DE LLUVIAS Y SEQUÍAS



Este mundo puñetero en el que nos han puesto para vivir esta hecho muy malamente.
Un suponer: hace nada y menos, un huracán encharcó medio estado de Texas y dejó a la ciudad de Houston convertida en un palafito, que son concentraciones habitacionales levantadas sobre el agua.
Ahora, otro huracán les quita el sueño a las islas del Caribe y, por si fuera poco, hasta a la Florida, ese estado del sureste de los Estados Unidos que podría quedar tan anegado que solo se salvaría del caos su fuerte de San Agustín que, por haberlo levantado los españoles piedra a piedra, no le teme a las lluvias huracanadas.
Lo que está pasando en los últimos siglos con aquella zona del mundo y lo que pasa en esta, que es mi Palma del Río, es una demostración palpable de que no somos iguales por naturaleza, sino diferentes.
Mientras que en aquella parte del mundo el agua sobra, aquí falta.
Todo lo que ha llovido en los últimos meses, tan largos que todos parecieron tener 31 días, es lo contrario de lo que pasa habitualmente en el Caribe y la costa sureste de Estados Unidos:
En los últimos tiempos, por aquí, las precipitaciones lluviosas  han sido las 23 gotas por metro cuadrado que cayeron hace una semana.

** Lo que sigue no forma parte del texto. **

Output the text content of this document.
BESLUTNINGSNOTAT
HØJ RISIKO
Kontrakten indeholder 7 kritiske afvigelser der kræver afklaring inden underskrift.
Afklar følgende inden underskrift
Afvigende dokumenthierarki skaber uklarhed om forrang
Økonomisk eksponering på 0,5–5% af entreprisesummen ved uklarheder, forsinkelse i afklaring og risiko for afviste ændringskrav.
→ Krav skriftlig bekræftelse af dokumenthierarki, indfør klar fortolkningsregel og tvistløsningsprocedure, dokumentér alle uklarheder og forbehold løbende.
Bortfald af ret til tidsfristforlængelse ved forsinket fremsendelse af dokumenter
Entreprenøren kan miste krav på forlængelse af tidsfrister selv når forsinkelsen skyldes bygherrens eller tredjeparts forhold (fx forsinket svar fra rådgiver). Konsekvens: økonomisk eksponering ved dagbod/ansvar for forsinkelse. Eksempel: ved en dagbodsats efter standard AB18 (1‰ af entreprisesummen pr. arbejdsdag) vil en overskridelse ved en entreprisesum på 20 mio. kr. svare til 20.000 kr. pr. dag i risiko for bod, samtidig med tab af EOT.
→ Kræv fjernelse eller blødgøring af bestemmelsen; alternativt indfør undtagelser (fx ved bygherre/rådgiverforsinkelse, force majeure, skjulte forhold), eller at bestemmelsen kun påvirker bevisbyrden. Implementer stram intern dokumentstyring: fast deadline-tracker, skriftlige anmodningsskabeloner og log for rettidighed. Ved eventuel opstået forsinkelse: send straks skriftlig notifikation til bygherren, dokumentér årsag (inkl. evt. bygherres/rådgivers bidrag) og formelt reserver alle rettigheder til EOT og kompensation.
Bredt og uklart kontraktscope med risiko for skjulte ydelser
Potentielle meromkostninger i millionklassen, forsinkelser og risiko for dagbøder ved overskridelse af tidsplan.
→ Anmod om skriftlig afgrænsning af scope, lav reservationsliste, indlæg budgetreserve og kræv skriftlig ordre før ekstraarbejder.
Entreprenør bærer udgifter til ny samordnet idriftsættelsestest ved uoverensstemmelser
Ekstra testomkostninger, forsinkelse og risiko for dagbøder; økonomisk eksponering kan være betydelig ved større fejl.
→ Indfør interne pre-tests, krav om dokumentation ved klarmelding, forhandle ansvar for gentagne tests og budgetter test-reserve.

Bien está que el observatorio meteorológico local calificara de “gordas” a las gotas caídas, pero en 23 se quedaron.
Y ni siquiera queda en mi pueblo el recurso de mandar aviones que bombardeen las nubes con yoduro de plata para provocar la lluvia.
Ni una nube se ha atrevido a aparecer por aquí en los últimos tiempos.
Pensando estamos muchos de mis paisanos en trasladarnos en masa al Caribe para que, al cambiar de residencia, cambien nuestras vidas.